Gupta suggested that because measles is highly contagious, getting the MMR vaccine is a decision that concerns others. Babies, he said as an example, are not able to get vaccinated until they are 12 months old, so they are not protected.

"If you don't sort of build a wall ,or what is called herd immunity around them, you are then putting other people at risk — babies, people who can't get the shot, people who have weakened immune systems," he said. "So you do it not just because you love your kids, but you do it because you love other people's kids, as well."

Additionally, Gupta debunked Shine's claim that the measles virus can cure cancer. In her tweets slamming the benefits of having measles, Shine pointed to a 2014 CNN story where a woman who reportedly had incurable cancer was treated with a highly-concentrated dose of the measles virus that sent her cancer into remission in a procedure at the Mayo Clinic. Gupta explained the science behind the Mayo Clinic report depended on lab-engineered measles virus designed to kill a particular kind of cancer that is "totally different than the measles that is circulating." The concept, known as virotherapy, does not extend to the general population.

The measles that fought cancer was "just a vehicle, essentially — a genetically engineered vehicle — to try and kill a tumor," he said. Ironically, the lab-engineered version of the measles virus is similar to the measles vaccine.

Darla Shine's comments come as the worst measles outbreak in decades sweeps across the country, disproportionately affecting minors whose parents have chosen not to vaccinate them against the disease. Shine dismissed the reports as "fake" and "hysteria."

Many of those who are against vaccinations support the notion that vaccines cause autism — a myth that has been widely debunked by multiple studies. Even the CDC notes, "there is no link between vaccines and autism."

However, Darla Shine continued to defend her stance throughout Wednesday, amid mounting backlash on social media.

"I had the measles that was the whole point of my tweet," she wrote. "I have life time natural immunity."

Shine also argued at one point that the "many" of the people contracting the disease in Washington state had actually received the MMR vaccine.

"People texting I'm spreading lies about #vaccines. I'm retweeting physicians, scientific studies, and questioning why #Media covers #MeaslesOutbreak one-sided.
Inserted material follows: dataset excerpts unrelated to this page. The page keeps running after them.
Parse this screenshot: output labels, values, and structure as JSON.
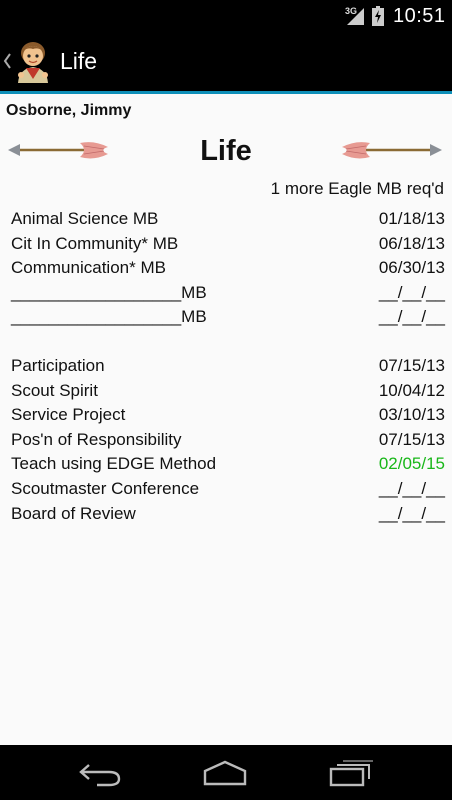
{
  "status_bar": {
    "network_type": "3G",
    "time": "10:51",
    "icons": [
      "signal-icon",
      "battery-icon"
    ]
  },
  "action_bar": {
    "title": "Life",
    "icons": [
      "back-chevron-icon",
      "scout-logo-icon"
    ]
  },
  "scout": {
    "name": "Osborne, Jimmy"
  },
  "rank": {
    "title": "Life",
    "note": "1 more Eagle MB req'd"
  },
  "merit_badges": [
    {
      "label": "Animal Science MB",
      "date": "01/18/13"
    },
    {
      "label": "Cit In Community* MB",
      "date": "06/18/13"
    },
    {
      "label": "Communication* MB",
      "date": "06/30/13"
    },
    {
      "label": "__________________MB",
      "date": "__/__/__"
    },
    {
      "label": "__________________MB",
      "date": "__/__/__"
    }
  ],
  "requirements": [
    {
      "label": "Participation",
      "date": "07/15/13"
    },
    {
      "label": "Scout Spirit",
      "date": "10/04/12"
    },
    {
      "label": "Service Project",
      "date": "03/10/13"
    },
    {
      "label": "Pos'n of Responsibility",
      "date": "07/15/13"
    },
    {
      "label": "Teach using EDGE Method",
      "date": "02/05/15",
      "highlight_color": "#19b719"
    },
    {
      "label": "Scoutmaster Conference",
      "date": "__/__/__"
    },
    {
      "label": "Board of Review",
      "date": "__/__/__"
    }
  ],
  "nav_bar": {
    "icons": [
      "back-icon",
      "home-icon",
      "recents-icon"
    ]
  },
  "colors": {
    "accent_line": "#0e8fb8",
    "highlight_date": "#19b719",
    "background": "#fafafa"
  }
}
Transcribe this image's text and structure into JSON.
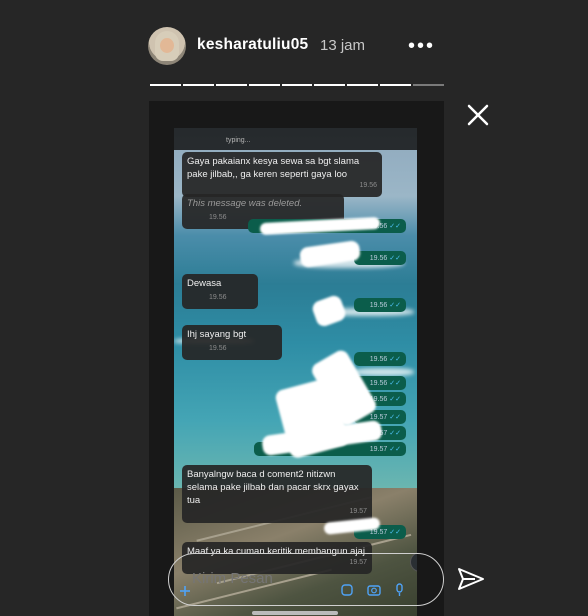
{
  "story": {
    "username": "kesharatuliu05",
    "time_ago": "13 jam",
    "more_label": "•••",
    "segments_total": 9,
    "segments_seen": 8
  },
  "chat": {
    "typing": "typing...",
    "messages": [
      {
        "text": "Gaya pakaianx kesya sewa sa bgt slama pake jilbab,, ga keren seperti gaya loo",
        "time": "19.56"
      },
      {
        "text": "This message was deleted.",
        "time": "19.56"
      },
      {
        "text": "Dewasa",
        "time": "19.56"
      },
      {
        "text": "Ihj sayang bgt",
        "time": "19.56"
      },
      {
        "text": "Banyalngw baca d coment2 nitizwn selama pake jilbab dan pacar skrx gayax tua",
        "time": "19.57"
      },
      {
        "text": "Maaf ya ka cuman keritik membangun ajaj",
        "time": "19.57"
      }
    ],
    "sent_times": [
      "19.56",
      "19.56",
      "19.56",
      "19.56",
      "19.56",
      "19.56",
      "19.57",
      "19.57",
      "19.57",
      "19.57"
    ],
    "scroll_label": "⌄"
  },
  "reply": {
    "placeholder": "Kirim Pesan"
  }
}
Many of the kids w/ #Measles in #Washington WERE #Vaccinated Go ask their #Governor," she added.

Shine faced a wave of criticism following the hiring of her husband, the disgraced former Fox News executive who was ousted from the conservative cable news giant amidst a massive sexual harassment scandal, as Trump's new head of communications. Bill Shine joined the White House as deputy chief of staff for communications — the administration's sixth in 18 months — last summer.

Darla Shine hosted a podcast between 2007 and 2009, and a Salon review last year found that Shine suggested that women cannot be successful in politics because they're "hormonal crazy b**ches."

"This is why women are not major in politics, because we are hormonal crazy b**ches," Shine said on her podcast, "Happy Housewives Club," at the time. "It's true, and once a month the moon aligns with our uteruses or something and we get crazy."

Shine has also come under fire for mocking victims of sexual harassment in the military and making racist comments.

CNN previously reported that Shine suggested a flu pandemic could be a "'setup' by the government in collusion with pharmaceutical companies; pushed a rumor that the Federal Emergency Management Agency was planning on rounding up those afflicted with swine flu and putting them in camps; and said the government could break into homes and force citizens to get the flu vaccine." The news outlet also revealed that Shine hosted prominent members of the anti-vaccination movement on her radio show in 2008 and 2009.